Russian artist (1886–1962)

Georgy Semyonovich Vereisky (Гео́ргий Семёнович Вере́йский; 30 July 1886 - 18 December 1962) was a Russian draughtsman and painter during the Soviet era, active in Leningrad.

== Life ==
Vereisky was born in Proskurov (now Khmelnytskyi) and died in Leningrad. A graduate of the Law Faculty of Petersburg University, he had no systematic artistic training, but learnt the basic principles of painting and drawing in the studio of the Kharkov artist E. Schreider and later, in Petersburg, in the New Art Workshop run by Kustodiev, Lanceray, Ostroumova-Lebedeva and Dobuzhinsky. He began his artistic career as a painter (Autumn, 1915), but soon turned to graphics; he worked in water-colours and lithography, and produced some pen drawings for the journals Teatr i Iskusstvo (Theatre and Art) and Golos Zhizni (The Voice of Life).

In the 1920s, the portrait and the landscape became the chief genres of Vereisky's work, and lithography, etching and water-colour emerged as his favourite media, e.g. in the series of portraits Russian Artists (1922), Artists and Architects (1927), Russian Writers (1927), in the series The Village (1922-24), Industrial Series (1927), and The Garden of the Russian Museum (1925).

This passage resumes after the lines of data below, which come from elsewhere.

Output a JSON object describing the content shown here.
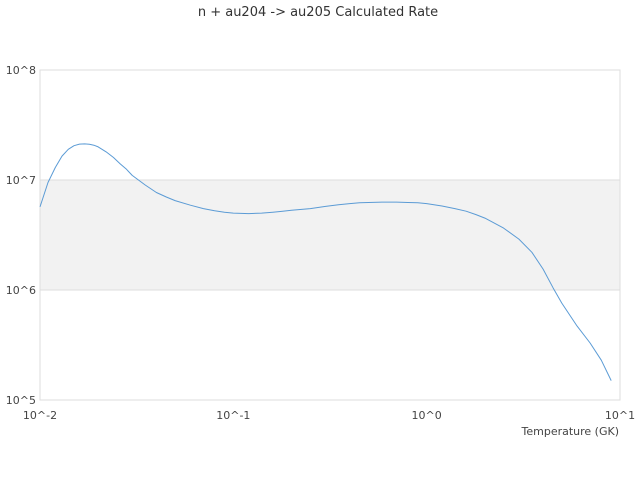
{
  "chart_data": {
    "type": "line",
    "title": "n + au204 -> au205 Calculated Rate",
    "xlabel": "Temperature (GK)",
    "ylabel": "",
    "x_scale": "log",
    "y_scale": "log",
    "xlim": [
      0.01,
      10
    ],
    "ylim": [
      100000,
      100000000
    ],
    "x_tick_labels": [
      "10^-2",
      "10^-1",
      "10^0",
      "10^1"
    ],
    "y_tick_labels": [
      "10^5",
      "10^6",
      "10^7",
      "10^8"
    ],
    "x_tick_values": [
      0.01,
      0.1,
      1,
      10
    ],
    "y_tick_values": [
      100000,
      1000000,
      10000000,
      100000000
    ],
    "alternate_band": [
      1000000,
      10000000
    ],
    "grid": true,
    "legend": "none",
    "colors": {
      "line": "#5b9bd5",
      "band": "#f2f2f2",
      "grid": "#dddddd"
    },
    "series": [
      {
        "x": [
          0.01,
          0.011,
          0.012,
          0.013,
          0.014,
          0.015,
          0.016,
          0.017,
          0.018,
          0.019,
          0.02,
          0.022,
          0.024,
          0.026,
          0.028,
          0.03,
          0.035,
          0.04,
          0.045,
          0.05,
          0.06,
          0.07,
          0.08,
          0.09,
          0.1,
          0.12,
          0.14,
          0.16,
          0.18,
          0.2,
          0.25,
          0.3,
          0.35,
          0.4,
          0.45,
          0.5,
          0.6,
          0.7,
          0.8,
          0.9,
          1.0,
          1.2,
          1.4,
          1.6,
          1.8,
          2.0,
          2.5,
          3.0,
          3.5,
          4.0,
          4.5,
          5.0,
          6.0,
          7.0,
          8.0,
          9.0
        ],
        "y": [
          5700000,
          9500000,
          13000000,
          16500000,
          19000000,
          20500000,
          21200000,
          21300000,
          21100000,
          20700000,
          20000000,
          18000000,
          16000000,
          14000000,
          12500000,
          11000000,
          9000000,
          7700000,
          7000000,
          6500000,
          5900000,
          5500000,
          5250000,
          5100000,
          5000000,
          4950000,
          5000000,
          5100000,
          5200000,
          5300000,
          5500000,
          5750000,
          5950000,
          6100000,
          6200000,
          6250000,
          6300000,
          6300000,
          6250000,
          6200000,
          6100000,
          5800000,
          5500000,
          5200000,
          4850000,
          4500000,
          3650000,
          2900000,
          2200000,
          1550000,
          1050000,
          760000,
          470000,
          330000,
          230000,
          150000
        ]
      }
    ]
  }
}
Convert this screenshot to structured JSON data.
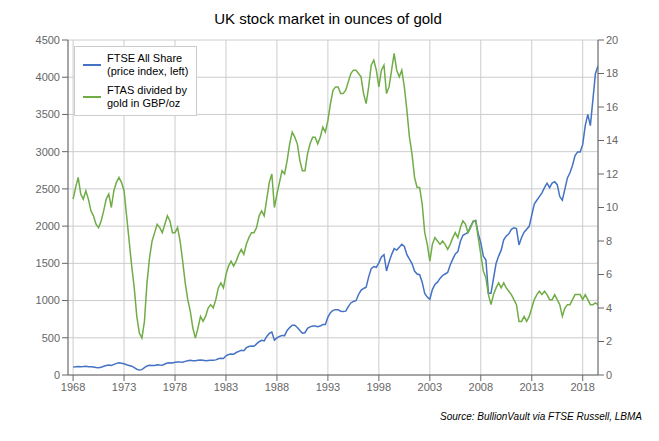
{
  "chart_data": {
    "type": "line",
    "title": "UK stock market in ounces of gold",
    "annotations": [
      "Source: BullionVault via FTSE Russell, LBMA"
    ],
    "x": [
      1968,
      1968.25,
      1968.5,
      1968.75,
      1969,
      1969.25,
      1969.5,
      1969.75,
      1970,
      1970.25,
      1970.5,
      1970.75,
      1971,
      1971.25,
      1971.5,
      1971.75,
      1972,
      1972.25,
      1972.5,
      1972.75,
      1973,
      1973.25,
      1973.5,
      1973.75,
      1974,
      1974.25,
      1974.5,
      1974.75,
      1975,
      1975.25,
      1975.5,
      1975.75,
      1976,
      1976.25,
      1976.5,
      1976.75,
      1977,
      1977.25,
      1977.5,
      1977.75,
      1978,
      1978.25,
      1978.5,
      1978.75,
      1979,
      1979.25,
      1979.5,
      1979.75,
      1980,
      1980.25,
      1980.5,
      1980.75,
      1981,
      1981.25,
      1981.5,
      1981.75,
      1982,
      1982.25,
      1982.5,
      1982.75,
      1983,
      1983.25,
      1983.5,
      1983.75,
      1984,
      1984.25,
      1984.5,
      1984.75,
      1985,
      1985.25,
      1985.5,
      1985.75,
      1986,
      1986.25,
      1986.5,
      1986.75,
      1987,
      1987.25,
      1987.5,
      1987.75,
      1988,
      1988.25,
      1988.5,
      1988.75,
      1989,
      1989.25,
      1989.5,
      1989.75,
      1990,
      1990.25,
      1990.5,
      1990.75,
      1991,
      1991.25,
      1991.5,
      1991.75,
      1992,
      1992.25,
      1992.5,
      1992.75,
      1993,
      1993.25,
      1993.5,
      1993.75,
      1994,
      1994.25,
      1994.5,
      1994.75,
      1995,
      1995.25,
      1995.5,
      1995.75,
      1996,
      1996.25,
      1996.5,
      1996.75,
      1997,
      1997.25,
      1997.5,
      1997.75,
      1998,
      1998.25,
      1998.5,
      1998.75,
      1999,
      1999.25,
      1999.5,
      1999.75,
      2000,
      2000.25,
      2000.5,
      2000.75,
      2001,
      2001.25,
      2001.5,
      2001.75,
      2002,
      2002.25,
      2002.5,
      2002.75,
      2003,
      2003.25,
      2003.5,
      2003.75,
      2004,
      2004.25,
      2004.5,
      2004.75,
      2005,
      2005.25,
      2005.5,
      2005.75,
      2006,
      2006.25,
      2006.5,
      2006.75,
      2007,
      2007.25,
      2007.5,
      2007.75,
      2008,
      2008.25,
      2008.5,
      2008.75,
      2009,
      2009.25,
      2009.5,
      2009.75,
      2010,
      2010.25,
      2010.5,
      2010.75,
      2011,
      2011.25,
      2011.5,
      2011.75,
      2012,
      2012.25,
      2012.5,
      2012.75,
      2013,
      2013.25,
      2013.5,
      2013.75,
      2014,
      2014.25,
      2014.5,
      2014.75,
      2015,
      2015.25,
      2015.5,
      2015.75,
      2016,
      2016.25,
      2016.5,
      2016.75,
      2017,
      2017.25,
      2017.5,
      2017.75,
      2018,
      2018.25,
      2018.5,
      2018.75,
      2019,
      2019.25,
      2019.5
    ],
    "series": [
      {
        "name": "FTSE All Share\n(price index, left)",
        "color": "#4472c4",
        "values": [
          107,
          110,
          114,
          112,
          113,
          116,
          112,
          110,
          106,
          100,
          98,
          103,
          118,
          128,
          133,
          128,
          143,
          156,
          163,
          158,
          152,
          138,
          128,
          118,
          98,
          78,
          66,
          72,
          98,
          122,
          132,
          128,
          128,
          138,
          133,
          130,
          148,
          162,
          165,
          162,
          170,
          176,
          173,
          172,
          183,
          192,
          198,
          193,
          193,
          198,
          203,
          198,
          193,
          196,
          198,
          198,
          203,
          218,
          225,
          222,
          258,
          275,
          282,
          278,
          302,
          317,
          332,
          327,
          367,
          382,
          388,
          387,
          418,
          447,
          465,
          458,
          518,
          558,
          577,
          468,
          498,
          518,
          532,
          528,
          598,
          637,
          668,
          668,
          638,
          598,
          562,
          568,
          627,
          647,
          657,
          657,
          647,
          657,
          677,
          677,
          777,
          838,
          868,
          878,
          877,
          857,
          852,
          858,
          918,
          968,
          988,
          998,
          1078,
          1138,
          1162,
          1178,
          1318,
          1428,
          1457,
          1447,
          1507,
          1587,
          1617,
          1397,
          1517,
          1617,
          1697,
          1677,
          1717,
          1757,
          1727,
          1617,
          1557,
          1497,
          1397,
          1357,
          1347,
          1247,
          1097,
          1047,
          1017,
          1147,
          1217,
          1247,
          1297,
          1337,
          1357,
          1377,
          1477,
          1557,
          1627,
          1657,
          1797,
          1877,
          1897,
          1917,
          1997,
          2057,
          2077,
          1897,
          1777,
          1597,
          1547,
          1097,
          1097,
          1297,
          1497,
          1597,
          1677,
          1817,
          1867,
          1897,
          1957,
          1977,
          1967,
          1747,
          1847,
          1917,
          1957,
          1997,
          2147,
          2297,
          2347,
          2397,
          2447,
          2517,
          2577,
          2517,
          2577,
          2597,
          2557,
          2397,
          2347,
          2497,
          2647,
          2717,
          2817,
          2947,
          2997,
          2997,
          3097,
          3350,
          3500,
          3350,
          3700,
          4050,
          4150
        ]
      },
      {
        "name": "FTAS divided by\ngold in GBP/oz",
        "color": "#70ad47",
        "axis": "y2",
        "values": [
          10.5,
          11.2,
          11.8,
          10.8,
          10.5,
          11.0,
          10.5,
          9.8,
          9.5,
          9.0,
          8.8,
          9.2,
          9.8,
          10.5,
          10.8,
          10.0,
          11.0,
          11.5,
          11.8,
          11.5,
          11.0,
          9.5,
          8.0,
          6.5,
          5.2,
          3.5,
          2.5,
          2.2,
          3.2,
          5.5,
          7.0,
          8.0,
          8.5,
          9.0,
          8.8,
          8.5,
          9.0,
          9.5,
          9.2,
          8.5,
          8.5,
          8.8,
          8.0,
          6.8,
          5.5,
          4.5,
          3.8,
          2.8,
          2.2,
          2.8,
          3.5,
          3.2,
          3.5,
          4.0,
          4.2,
          4.0,
          4.5,
          5.2,
          5.5,
          5.2,
          6.0,
          6.5,
          6.8,
          6.5,
          6.8,
          7.2,
          7.5,
          7.2,
          7.8,
          8.2,
          8.5,
          8.5,
          8.8,
          9.5,
          9.8,
          9.5,
          10.5,
          11.5,
          12.0,
          10.0,
          10.8,
          11.5,
          12.2,
          12.0,
          12.8,
          13.8,
          14.5,
          14.2,
          13.8,
          12.8,
          12.2,
          12.2,
          13.2,
          13.8,
          14.2,
          14.2,
          13.8,
          14.2,
          14.8,
          14.5,
          15.2,
          16.2,
          17.0,
          17.2,
          17.2,
          16.8,
          16.8,
          17.0,
          17.5,
          18.0,
          18.2,
          18.2,
          18.0,
          17.8,
          16.8,
          16.2,
          17.2,
          18.5,
          18.8,
          18.2,
          17.2,
          18.2,
          18.5,
          16.8,
          17.2,
          18.2,
          19.2,
          18.2,
          17.8,
          18.2,
          17.2,
          15.8,
          14.2,
          13.2,
          11.8,
          11.2,
          11.2,
          10.2,
          8.5,
          7.8,
          6.8,
          7.8,
          8.2,
          8.0,
          7.8,
          8.0,
          7.8,
          7.5,
          7.8,
          8.2,
          8.5,
          8.2,
          8.8,
          9.2,
          9.0,
          8.5,
          8.8,
          9.2,
          9.2,
          8.2,
          7.2,
          6.2,
          5.8,
          4.8,
          4.2,
          4.8,
          5.2,
          5.5,
          5.2,
          5.5,
          5.2,
          5.0,
          4.8,
          4.5,
          4.2,
          3.2,
          3.2,
          3.5,
          3.2,
          3.5,
          4.0,
          4.5,
          4.8,
          5.0,
          4.8,
          5.0,
          4.8,
          4.5,
          4.5,
          4.8,
          4.5,
          4.2,
          3.5,
          4.0,
          4.2,
          4.2,
          4.5,
          4.8,
          4.8,
          4.8,
          4.5,
          4.8,
          4.5,
          4.2,
          4.2,
          4.3,
          4.2
        ]
      }
    ],
    "xlim": [
      1967.5,
      2019.5
    ],
    "xticks": [
      1968,
      1973,
      1978,
      1983,
      1988,
      1993,
      1998,
      2003,
      2008,
      2013,
      2018
    ],
    "ylim": [
      0,
      4500
    ],
    "yticks": [
      0,
      500,
      1000,
      1500,
      2000,
      2500,
      3000,
      3500,
      4000,
      4500
    ],
    "y2lim": [
      0,
      20
    ],
    "y2ticks": [
      0,
      2,
      4,
      6,
      8,
      10,
      12,
      14,
      16,
      18,
      20
    ],
    "grid": true,
    "legend": "upper left"
  }
}
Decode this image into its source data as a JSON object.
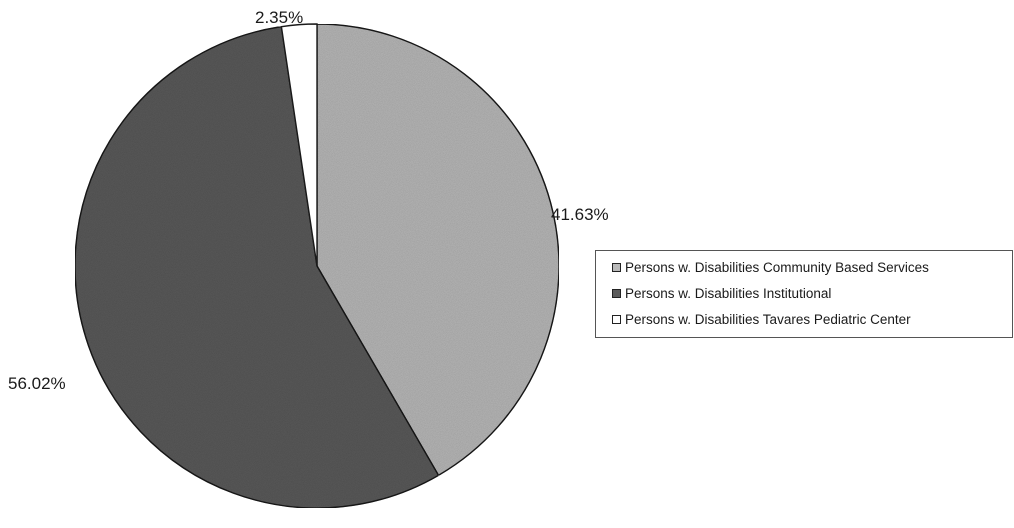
{
  "chart_data": {
    "type": "pie",
    "title": "",
    "slices": [
      {
        "label": "Persons w. Disabilities Community Based Services",
        "value": 41.63,
        "value_label": "41.63%",
        "color": "#b9b9b9"
      },
      {
        "label": "Persons w. Disabilities Institutional",
        "value": 56.02,
        "value_label": "56.02%",
        "color": "#5c5c5c"
      },
      {
        "label": "Persons w. Disabilities Tavares Pediatric Center",
        "value": 2.35,
        "value_label": "2.35%",
        "color": "#ffffff"
      }
    ],
    "start_angle": "12 o'clock",
    "direction": "clockwise",
    "legend_position": "right"
  }
}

From 1918 until 1930, Vereisky was curator of the Department of Prints and Drawings in the Hermitage, and this had its effect on the development of his art; in his portraits in particular, we can see the influence of his study of the Old Masters. Vereisky was fortunate enough to have the opportunity of drawing Lenin from life; these studies he later developed into the lithograph Lenin at the Rostrum (1924), one of the first portraits of the leader. He also painted a series of portraits of Soviet statesmen, including those of Kalinin (1932) and Ordzhonikidze (1936), as well as portraits of aviators (more than two hundred of them, 1936), scholars and artists. These works, which constitute an impressive portrait gallery of the men of our time, have a great historical value, and are remarkable for the faithful likenesses they offer and the psychological insight into the characters.

Vereisky's landscapes, even the most unassuming ones, are always marked by lyricism and poetical feeling, e.g. Bolshoi Prospekt: Vasilyevsky Island (1937), and Hoar-frost (1938). During the war, Vereisky lived in the besieged Leningrad until 1942, taking an active part in the work of the artistic group "The Pencil at War". He produced a series of portraits of men serving in the Soviet army, navy and air-force (1942-43), as well as of scholars and artists (1944-45). In the latter years of his life, he continued his portrait work and also painted many landscapes; all these display a remarkable depth of feeling and a joie de vivre, e.g. the portraits of the artists Konionkov and Yablonskaya (both 1954), Lake with Trees (1952), Birches (1955), and Forest Lake (1957).